When, not if, Vladek bid on the girl, he would have to inquire about her trainer. Then, however the moment unveiled itself, Caleb would offer Vladek the girl as a gift, a token of his admiration, his way of requesting an audience. From there, it was all about the impression he made. Vladek would have to be very impressed, not just with the girl, but with him. Impressed enough to grant him access to his tightly-knit life.
He would get access; he would find the best way to take from Vladek, all that he loved and cherished before killing him. Vladek’s death would not be as quick as Narweh’s. There would be no .44 Magnum to the face to end it hastily. Rafiq and Caleb had waited twelve years to taste revenge; they’d savor it accordingly.

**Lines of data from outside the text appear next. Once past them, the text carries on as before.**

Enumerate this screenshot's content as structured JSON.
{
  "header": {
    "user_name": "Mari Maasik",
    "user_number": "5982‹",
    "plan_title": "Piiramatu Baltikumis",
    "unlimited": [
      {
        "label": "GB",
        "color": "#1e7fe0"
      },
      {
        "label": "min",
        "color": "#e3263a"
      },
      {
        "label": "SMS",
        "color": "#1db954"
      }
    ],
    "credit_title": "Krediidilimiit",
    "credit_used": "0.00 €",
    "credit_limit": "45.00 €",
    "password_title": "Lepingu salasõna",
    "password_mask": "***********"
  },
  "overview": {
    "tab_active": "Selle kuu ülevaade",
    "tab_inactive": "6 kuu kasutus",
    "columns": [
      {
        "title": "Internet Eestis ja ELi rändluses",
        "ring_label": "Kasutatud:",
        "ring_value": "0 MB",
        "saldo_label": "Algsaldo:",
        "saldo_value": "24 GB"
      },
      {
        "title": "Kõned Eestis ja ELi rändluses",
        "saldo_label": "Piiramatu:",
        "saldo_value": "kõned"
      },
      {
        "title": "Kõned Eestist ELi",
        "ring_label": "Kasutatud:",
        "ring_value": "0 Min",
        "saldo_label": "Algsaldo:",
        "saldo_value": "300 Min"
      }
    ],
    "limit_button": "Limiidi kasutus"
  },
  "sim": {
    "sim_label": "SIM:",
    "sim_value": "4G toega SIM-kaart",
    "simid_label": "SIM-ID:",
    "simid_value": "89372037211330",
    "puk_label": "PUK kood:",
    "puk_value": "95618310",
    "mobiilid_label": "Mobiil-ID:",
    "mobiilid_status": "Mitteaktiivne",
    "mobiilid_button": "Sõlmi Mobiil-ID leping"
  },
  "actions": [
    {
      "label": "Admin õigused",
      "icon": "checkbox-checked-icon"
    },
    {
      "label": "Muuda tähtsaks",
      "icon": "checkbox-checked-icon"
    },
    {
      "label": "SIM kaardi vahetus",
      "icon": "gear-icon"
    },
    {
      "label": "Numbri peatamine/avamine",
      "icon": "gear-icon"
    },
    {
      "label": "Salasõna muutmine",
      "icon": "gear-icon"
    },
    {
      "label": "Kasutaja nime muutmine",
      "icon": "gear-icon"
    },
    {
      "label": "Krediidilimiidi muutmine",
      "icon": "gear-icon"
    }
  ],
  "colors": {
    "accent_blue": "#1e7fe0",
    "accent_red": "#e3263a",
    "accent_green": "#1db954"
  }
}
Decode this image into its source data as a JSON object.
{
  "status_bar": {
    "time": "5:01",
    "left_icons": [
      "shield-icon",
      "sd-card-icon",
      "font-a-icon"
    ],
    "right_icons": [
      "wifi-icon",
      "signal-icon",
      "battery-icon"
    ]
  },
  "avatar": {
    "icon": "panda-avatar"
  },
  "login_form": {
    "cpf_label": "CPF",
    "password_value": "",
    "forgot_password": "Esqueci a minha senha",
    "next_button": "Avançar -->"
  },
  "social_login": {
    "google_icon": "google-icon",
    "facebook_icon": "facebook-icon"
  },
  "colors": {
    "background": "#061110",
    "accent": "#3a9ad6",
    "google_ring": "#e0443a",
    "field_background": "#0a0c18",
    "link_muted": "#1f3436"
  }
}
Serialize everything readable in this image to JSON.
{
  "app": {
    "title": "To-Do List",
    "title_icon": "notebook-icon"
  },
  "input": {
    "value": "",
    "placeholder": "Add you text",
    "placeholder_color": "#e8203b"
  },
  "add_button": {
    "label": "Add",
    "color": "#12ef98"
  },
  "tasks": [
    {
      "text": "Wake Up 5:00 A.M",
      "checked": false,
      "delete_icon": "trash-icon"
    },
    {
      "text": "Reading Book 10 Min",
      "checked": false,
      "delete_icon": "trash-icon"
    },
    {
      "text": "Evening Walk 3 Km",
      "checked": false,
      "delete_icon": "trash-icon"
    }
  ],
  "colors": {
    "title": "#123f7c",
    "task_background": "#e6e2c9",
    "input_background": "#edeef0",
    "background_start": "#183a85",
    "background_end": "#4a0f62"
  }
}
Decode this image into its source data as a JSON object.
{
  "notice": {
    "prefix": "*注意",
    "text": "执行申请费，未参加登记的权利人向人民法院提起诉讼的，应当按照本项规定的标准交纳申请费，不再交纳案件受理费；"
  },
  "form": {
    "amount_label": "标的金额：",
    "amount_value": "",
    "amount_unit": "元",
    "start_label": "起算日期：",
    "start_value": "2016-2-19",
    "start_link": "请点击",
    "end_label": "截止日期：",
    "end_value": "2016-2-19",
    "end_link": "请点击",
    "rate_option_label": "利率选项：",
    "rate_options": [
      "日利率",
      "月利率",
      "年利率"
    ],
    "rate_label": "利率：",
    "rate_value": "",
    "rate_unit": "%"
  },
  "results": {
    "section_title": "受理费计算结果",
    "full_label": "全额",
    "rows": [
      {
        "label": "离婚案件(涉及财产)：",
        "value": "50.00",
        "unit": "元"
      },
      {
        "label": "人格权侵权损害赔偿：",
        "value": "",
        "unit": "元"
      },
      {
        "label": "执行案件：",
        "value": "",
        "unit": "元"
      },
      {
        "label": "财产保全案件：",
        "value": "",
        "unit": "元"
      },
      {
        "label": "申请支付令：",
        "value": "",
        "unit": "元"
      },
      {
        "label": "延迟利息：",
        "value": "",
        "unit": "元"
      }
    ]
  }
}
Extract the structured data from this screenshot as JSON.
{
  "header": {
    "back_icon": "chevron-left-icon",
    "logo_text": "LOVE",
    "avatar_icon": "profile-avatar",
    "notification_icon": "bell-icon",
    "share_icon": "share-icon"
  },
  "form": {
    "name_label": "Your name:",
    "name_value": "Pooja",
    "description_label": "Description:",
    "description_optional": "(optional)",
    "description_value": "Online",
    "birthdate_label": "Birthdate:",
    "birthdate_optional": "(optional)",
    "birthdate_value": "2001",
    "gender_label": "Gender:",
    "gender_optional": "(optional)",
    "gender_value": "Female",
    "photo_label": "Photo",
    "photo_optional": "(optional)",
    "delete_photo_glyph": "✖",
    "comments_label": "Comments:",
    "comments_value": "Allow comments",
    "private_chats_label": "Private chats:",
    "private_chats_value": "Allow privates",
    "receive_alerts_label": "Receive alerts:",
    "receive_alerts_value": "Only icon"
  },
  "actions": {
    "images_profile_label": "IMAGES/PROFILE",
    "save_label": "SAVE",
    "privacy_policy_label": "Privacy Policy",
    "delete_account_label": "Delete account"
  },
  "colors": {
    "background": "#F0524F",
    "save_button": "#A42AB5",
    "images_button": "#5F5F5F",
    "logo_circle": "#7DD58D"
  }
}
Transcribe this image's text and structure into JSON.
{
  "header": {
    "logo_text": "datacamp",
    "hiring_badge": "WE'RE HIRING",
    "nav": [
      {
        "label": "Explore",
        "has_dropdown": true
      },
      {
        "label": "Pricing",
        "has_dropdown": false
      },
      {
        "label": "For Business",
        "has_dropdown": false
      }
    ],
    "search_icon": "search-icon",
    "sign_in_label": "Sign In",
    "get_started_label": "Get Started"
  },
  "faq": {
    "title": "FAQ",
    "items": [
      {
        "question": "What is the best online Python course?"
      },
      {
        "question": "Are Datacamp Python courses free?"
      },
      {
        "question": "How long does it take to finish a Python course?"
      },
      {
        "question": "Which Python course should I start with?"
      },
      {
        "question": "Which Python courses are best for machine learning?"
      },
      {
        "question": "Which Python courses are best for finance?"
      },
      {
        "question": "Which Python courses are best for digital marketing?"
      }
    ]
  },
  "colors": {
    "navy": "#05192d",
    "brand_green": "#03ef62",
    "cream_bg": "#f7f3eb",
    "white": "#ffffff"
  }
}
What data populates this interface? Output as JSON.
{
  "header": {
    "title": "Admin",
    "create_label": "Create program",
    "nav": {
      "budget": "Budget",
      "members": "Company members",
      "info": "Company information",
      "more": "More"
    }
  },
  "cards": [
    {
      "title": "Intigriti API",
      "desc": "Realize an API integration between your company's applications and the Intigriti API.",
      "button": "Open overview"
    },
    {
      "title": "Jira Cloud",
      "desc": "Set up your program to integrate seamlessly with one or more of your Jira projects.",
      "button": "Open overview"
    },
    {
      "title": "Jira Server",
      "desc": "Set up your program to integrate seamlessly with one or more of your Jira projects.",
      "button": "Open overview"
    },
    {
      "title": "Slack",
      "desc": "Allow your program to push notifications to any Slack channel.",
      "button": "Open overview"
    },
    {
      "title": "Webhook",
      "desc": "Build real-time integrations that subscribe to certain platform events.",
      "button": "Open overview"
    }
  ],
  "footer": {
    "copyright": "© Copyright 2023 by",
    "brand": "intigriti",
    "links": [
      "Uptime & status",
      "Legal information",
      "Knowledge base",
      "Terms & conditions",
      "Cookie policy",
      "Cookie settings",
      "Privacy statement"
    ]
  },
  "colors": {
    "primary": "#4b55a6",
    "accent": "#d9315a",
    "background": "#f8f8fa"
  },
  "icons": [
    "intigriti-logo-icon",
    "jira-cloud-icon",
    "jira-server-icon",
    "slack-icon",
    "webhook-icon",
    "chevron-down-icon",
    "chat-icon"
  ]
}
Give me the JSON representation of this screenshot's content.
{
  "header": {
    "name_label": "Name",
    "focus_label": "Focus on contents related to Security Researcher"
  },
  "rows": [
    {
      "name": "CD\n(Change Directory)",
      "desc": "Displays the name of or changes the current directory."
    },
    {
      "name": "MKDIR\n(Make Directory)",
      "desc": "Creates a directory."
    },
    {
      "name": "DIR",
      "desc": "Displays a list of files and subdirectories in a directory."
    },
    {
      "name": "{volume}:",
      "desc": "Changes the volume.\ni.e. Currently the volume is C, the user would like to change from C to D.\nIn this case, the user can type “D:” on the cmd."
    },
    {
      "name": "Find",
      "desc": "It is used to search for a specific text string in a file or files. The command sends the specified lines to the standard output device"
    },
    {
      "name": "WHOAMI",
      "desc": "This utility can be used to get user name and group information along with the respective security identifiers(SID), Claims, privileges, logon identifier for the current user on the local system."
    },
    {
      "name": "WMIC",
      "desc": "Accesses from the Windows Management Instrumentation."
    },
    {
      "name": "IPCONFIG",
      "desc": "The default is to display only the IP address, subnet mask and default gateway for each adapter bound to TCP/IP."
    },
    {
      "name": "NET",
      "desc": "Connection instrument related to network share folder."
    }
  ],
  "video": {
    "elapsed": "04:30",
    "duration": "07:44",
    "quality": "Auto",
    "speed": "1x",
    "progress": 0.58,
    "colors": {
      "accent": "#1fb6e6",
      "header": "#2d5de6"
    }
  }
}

In the meantime, Caleb expected the girl to behave as the survivor she was. Then, when it was all said and done. They would each, Caleb, Rafiq, and the girl, find a way to move on.
Alone.
Fully dressed, he grabbed the key from the back pocket of his other pants and put it into his current pair. Then Caleb ran his fingers through his hair as he assessed his reflection. His lashes were too long, his mouth too full, his entire visage was contrary to his unquestionable masculinity. He was too damn…pretty and that had always been his problem. Had he some physical defect, however small, his entire life would have turned out differently.
Heading out the door, he took Dirty Harry’s gun with him; he needed the cold, heavy metal to remind him he wasn’t “pretty” anymore. He grabbed his jacket, pulling it on and situating his holster. Without looking back, he closed the door silently behind him. He walked down the corridor, past the antique sofa, toward the front door.